Um novo relatório da ARK Invest alerta que cerca de 6,9 milhões de Bitcoin, avaliados em aproximadamente US$ 483 bilhões, considerando um preço médio de US$ 70 mil, podem futuramente ser expostos a ataques de computação quântica.
O risco está centrado na criptografia de curva elíptica (ECC), sistema responsável por garantir a posse de Bitcoin por meio de assinaturas digitais.
O Bitcoin utiliza o Algoritmo de Assinatura Digital de Curva Elíptica (ECDSA) sobre a curva secp256k1.
Segundo a análise da ARK, computadores quânticos executando algoritmos como o de Shor poderiam, em teoria, derivar chaves privadas a partir de chaves públicas, permitindo o roubo de fundos.
No entanto, a ameaça não está distribuída de maneira uniforme na rede.
Carteiras mais antigas de Bitcoin são as mais vulneráveis
O relatório estima que cerca de 1,7 milhão de BTC está em formatos antigos de endereço, como o P2PK, nos quais a chave pública já é visível na blockchain.
Muitos desses ativos são considerados perdidos, o que impede sua movimentação para tipos de endereços mais seguros.

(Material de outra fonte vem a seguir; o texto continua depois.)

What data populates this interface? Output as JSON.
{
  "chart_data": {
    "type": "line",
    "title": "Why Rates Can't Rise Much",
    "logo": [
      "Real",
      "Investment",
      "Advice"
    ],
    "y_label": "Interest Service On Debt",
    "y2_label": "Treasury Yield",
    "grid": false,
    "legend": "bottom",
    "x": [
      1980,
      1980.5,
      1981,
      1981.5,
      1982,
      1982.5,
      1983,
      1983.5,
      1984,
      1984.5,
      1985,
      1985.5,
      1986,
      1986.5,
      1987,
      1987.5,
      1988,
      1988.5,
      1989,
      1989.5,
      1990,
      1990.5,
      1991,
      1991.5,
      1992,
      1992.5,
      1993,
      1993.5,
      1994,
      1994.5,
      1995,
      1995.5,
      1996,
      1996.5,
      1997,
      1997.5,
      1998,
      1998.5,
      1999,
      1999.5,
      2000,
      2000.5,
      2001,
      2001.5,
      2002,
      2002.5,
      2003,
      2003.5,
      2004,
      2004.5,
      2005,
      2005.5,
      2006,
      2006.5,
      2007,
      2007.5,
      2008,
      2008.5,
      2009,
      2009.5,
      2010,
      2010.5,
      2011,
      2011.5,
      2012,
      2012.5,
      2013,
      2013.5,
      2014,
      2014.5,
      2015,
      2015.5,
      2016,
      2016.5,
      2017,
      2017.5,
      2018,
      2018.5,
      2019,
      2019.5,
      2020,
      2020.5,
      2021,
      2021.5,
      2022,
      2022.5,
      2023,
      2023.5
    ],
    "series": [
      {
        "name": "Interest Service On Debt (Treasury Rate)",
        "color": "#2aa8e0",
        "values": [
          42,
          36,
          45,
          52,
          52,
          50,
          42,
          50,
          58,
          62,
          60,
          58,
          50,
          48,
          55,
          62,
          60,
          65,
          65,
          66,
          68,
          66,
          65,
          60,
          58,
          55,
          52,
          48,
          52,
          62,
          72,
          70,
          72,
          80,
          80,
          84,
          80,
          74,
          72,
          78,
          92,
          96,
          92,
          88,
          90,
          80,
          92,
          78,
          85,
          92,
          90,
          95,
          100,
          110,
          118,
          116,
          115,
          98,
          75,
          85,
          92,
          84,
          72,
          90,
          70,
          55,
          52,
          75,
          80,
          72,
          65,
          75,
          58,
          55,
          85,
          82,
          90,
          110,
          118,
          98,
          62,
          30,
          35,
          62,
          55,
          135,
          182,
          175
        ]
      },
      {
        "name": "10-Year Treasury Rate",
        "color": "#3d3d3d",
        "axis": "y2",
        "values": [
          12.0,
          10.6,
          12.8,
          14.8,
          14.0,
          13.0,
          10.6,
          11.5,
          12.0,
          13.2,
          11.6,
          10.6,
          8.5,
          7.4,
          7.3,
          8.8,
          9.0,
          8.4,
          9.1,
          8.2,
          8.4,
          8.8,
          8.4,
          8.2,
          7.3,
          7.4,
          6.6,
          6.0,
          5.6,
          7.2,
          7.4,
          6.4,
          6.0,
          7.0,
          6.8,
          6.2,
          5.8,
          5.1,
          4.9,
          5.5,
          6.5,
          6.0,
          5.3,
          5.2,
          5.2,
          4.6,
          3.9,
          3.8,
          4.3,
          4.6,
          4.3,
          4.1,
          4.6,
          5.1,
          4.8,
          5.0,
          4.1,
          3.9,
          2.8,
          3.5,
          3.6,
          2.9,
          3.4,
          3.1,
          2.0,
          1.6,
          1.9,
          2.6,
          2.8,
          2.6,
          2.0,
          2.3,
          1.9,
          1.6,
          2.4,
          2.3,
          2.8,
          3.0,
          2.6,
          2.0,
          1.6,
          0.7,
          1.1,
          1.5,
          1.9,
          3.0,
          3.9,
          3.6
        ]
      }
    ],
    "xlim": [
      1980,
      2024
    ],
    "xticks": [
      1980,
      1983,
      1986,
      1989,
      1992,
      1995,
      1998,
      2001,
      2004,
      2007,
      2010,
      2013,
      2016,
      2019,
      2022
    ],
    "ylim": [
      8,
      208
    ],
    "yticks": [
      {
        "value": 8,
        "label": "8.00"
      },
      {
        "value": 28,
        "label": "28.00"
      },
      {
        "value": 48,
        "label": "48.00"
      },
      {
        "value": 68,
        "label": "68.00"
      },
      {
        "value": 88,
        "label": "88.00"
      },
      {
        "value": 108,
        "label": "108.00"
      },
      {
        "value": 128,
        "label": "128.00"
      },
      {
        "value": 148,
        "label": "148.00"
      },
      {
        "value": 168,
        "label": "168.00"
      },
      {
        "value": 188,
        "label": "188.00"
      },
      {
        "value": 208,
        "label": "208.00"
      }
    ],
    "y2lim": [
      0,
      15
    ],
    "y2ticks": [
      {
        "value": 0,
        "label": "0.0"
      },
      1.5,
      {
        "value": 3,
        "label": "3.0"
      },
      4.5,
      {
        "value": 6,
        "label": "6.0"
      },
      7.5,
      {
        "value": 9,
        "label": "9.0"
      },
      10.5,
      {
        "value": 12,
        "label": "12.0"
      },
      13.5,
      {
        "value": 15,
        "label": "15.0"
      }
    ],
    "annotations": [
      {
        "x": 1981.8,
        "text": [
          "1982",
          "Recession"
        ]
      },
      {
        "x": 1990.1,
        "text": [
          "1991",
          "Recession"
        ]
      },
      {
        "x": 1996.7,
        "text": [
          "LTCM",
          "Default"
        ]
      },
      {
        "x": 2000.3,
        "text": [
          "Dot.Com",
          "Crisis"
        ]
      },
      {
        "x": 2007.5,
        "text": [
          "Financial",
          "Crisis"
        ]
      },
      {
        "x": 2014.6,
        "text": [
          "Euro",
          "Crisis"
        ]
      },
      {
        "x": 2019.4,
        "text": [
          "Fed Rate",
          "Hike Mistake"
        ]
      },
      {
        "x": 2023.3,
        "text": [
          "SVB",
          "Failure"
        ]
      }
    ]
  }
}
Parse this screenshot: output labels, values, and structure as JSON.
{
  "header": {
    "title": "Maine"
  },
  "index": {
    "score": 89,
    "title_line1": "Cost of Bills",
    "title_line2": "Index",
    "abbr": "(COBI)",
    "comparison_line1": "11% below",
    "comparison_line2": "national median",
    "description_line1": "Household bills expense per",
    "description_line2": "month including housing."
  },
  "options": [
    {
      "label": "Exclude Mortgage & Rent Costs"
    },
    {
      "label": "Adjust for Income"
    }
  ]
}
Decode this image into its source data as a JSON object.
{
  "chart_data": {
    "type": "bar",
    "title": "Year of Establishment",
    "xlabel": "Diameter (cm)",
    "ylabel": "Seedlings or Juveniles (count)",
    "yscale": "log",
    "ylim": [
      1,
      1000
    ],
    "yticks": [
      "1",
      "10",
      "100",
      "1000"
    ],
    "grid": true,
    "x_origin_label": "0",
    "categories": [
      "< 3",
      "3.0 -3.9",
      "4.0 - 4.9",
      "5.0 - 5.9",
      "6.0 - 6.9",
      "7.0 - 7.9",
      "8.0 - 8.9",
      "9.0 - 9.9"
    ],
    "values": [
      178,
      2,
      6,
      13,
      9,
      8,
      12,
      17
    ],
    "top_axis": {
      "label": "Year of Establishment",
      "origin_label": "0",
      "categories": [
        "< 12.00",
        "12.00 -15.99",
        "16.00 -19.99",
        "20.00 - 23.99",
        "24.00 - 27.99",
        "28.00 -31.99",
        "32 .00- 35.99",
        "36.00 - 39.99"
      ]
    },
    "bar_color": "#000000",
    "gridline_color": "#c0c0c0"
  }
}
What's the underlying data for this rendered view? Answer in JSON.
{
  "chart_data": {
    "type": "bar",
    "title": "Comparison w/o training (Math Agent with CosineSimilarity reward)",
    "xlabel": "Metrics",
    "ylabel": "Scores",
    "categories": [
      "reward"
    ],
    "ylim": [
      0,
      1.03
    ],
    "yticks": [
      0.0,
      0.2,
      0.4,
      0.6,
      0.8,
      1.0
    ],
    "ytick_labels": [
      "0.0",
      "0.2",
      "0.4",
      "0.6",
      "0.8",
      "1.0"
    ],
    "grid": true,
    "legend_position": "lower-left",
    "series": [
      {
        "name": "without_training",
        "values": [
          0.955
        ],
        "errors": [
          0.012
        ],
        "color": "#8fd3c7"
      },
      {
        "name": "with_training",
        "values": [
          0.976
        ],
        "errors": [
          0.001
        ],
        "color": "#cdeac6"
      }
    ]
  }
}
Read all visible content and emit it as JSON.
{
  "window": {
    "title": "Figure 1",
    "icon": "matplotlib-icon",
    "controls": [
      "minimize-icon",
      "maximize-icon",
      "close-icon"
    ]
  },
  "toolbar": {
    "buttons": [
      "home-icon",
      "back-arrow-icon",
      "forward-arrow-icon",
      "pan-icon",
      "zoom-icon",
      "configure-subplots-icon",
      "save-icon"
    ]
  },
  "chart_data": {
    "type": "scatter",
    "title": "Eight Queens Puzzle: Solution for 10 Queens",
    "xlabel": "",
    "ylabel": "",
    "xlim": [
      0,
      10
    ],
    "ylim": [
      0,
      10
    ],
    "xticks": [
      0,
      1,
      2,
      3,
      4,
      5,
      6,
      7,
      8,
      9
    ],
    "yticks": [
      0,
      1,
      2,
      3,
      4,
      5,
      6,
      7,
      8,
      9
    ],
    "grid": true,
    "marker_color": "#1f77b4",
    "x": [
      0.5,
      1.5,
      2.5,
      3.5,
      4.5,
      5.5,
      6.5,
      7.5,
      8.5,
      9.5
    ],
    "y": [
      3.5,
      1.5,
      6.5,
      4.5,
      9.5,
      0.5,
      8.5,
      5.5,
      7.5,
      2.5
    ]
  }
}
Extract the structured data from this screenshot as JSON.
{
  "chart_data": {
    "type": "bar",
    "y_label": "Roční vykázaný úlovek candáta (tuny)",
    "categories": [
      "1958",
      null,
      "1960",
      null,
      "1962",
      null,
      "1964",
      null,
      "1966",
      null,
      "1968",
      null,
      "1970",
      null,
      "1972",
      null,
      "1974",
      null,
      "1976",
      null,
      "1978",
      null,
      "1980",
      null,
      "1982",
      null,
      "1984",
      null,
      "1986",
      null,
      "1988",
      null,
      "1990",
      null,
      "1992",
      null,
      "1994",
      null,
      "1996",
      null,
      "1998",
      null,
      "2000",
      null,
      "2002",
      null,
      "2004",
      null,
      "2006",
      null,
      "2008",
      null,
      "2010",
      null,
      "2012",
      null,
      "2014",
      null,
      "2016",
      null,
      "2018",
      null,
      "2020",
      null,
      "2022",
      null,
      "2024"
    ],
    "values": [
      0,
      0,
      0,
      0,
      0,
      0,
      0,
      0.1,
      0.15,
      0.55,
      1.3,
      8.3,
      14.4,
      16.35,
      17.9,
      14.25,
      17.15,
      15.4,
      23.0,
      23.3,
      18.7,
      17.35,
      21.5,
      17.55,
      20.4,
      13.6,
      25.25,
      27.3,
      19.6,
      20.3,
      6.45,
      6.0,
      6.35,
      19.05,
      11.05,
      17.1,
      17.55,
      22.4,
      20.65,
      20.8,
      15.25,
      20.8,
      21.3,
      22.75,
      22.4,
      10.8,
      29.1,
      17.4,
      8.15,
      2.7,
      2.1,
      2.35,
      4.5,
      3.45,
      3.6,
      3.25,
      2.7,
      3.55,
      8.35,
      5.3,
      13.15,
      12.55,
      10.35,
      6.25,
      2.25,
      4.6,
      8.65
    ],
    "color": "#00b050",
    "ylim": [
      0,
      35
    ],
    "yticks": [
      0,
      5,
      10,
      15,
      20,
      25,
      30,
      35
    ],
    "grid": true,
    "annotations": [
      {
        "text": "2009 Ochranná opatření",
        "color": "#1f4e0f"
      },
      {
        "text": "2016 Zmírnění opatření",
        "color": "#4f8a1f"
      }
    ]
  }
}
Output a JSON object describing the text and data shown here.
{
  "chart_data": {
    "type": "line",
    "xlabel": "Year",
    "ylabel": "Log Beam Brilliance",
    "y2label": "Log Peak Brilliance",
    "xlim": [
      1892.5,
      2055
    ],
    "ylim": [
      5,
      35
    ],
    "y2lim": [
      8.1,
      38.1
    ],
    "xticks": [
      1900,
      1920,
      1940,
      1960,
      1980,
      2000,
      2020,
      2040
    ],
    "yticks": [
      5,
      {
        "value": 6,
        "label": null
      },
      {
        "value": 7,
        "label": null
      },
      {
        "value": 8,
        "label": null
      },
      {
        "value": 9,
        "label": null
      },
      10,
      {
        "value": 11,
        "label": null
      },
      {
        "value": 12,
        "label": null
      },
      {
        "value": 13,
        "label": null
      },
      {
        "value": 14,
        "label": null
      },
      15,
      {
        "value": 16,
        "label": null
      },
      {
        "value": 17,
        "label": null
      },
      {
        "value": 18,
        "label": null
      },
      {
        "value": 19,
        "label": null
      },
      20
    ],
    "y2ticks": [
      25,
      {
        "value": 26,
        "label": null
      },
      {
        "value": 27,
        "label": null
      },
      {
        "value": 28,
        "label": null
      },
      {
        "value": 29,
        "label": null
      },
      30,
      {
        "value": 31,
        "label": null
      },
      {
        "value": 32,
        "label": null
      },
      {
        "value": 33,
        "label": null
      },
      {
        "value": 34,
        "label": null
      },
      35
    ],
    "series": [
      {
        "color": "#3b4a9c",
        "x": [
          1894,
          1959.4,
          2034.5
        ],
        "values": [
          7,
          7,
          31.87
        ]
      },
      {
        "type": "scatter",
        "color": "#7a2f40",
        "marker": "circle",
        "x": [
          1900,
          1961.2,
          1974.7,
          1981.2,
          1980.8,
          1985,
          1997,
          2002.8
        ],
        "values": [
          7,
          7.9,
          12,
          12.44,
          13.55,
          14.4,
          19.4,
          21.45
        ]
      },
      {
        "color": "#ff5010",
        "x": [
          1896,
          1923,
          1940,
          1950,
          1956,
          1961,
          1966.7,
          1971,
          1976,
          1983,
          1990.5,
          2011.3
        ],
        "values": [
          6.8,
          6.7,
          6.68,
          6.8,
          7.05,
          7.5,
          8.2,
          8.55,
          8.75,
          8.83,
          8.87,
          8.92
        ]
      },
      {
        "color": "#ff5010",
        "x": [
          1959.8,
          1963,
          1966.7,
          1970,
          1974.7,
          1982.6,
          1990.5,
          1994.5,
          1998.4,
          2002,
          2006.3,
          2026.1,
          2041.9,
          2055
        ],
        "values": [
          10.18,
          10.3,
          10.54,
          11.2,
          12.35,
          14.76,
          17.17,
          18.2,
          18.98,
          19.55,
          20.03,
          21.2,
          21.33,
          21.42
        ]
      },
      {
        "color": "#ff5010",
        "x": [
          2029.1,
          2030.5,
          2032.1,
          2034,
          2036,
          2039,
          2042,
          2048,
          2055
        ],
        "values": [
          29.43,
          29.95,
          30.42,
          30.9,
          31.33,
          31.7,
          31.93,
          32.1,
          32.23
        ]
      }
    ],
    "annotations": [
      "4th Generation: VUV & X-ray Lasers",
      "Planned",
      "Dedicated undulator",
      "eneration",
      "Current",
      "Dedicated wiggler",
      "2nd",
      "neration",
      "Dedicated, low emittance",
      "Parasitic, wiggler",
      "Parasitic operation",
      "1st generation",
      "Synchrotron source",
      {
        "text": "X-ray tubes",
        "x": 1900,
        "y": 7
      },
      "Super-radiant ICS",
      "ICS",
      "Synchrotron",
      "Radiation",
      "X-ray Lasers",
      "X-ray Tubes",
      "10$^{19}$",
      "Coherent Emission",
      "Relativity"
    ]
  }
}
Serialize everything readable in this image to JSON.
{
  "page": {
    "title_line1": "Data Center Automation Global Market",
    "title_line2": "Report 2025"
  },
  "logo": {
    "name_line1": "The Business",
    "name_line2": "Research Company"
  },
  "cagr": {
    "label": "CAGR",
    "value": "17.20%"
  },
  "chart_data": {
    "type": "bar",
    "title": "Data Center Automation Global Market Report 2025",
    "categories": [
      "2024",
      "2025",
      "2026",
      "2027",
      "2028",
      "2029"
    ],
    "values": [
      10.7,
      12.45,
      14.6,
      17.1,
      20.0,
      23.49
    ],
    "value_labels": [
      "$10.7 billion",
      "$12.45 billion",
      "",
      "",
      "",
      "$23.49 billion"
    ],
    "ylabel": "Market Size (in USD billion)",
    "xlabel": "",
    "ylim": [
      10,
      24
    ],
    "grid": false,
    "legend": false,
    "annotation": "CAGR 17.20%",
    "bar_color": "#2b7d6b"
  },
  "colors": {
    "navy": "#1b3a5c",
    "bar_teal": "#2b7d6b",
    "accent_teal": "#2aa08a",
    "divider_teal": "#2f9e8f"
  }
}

Outros cerca de 5,2 milhões de BTC permanecem tecnicamente vulneráveis, mas poderiam ser migrados para endereços mais modernos caso os investidores realizem a transferência antes de o avanço quântico atingir níveis críticos.
Isso representa aproximadamente um terço do fornecimento total de Bitcoin potencialmente exposto em um cenário extremo de evolução da computação quântica.
Apesar disso, especialistas reforçam que a tecnologia quântica atual ainda não representa uma ameaça imediata.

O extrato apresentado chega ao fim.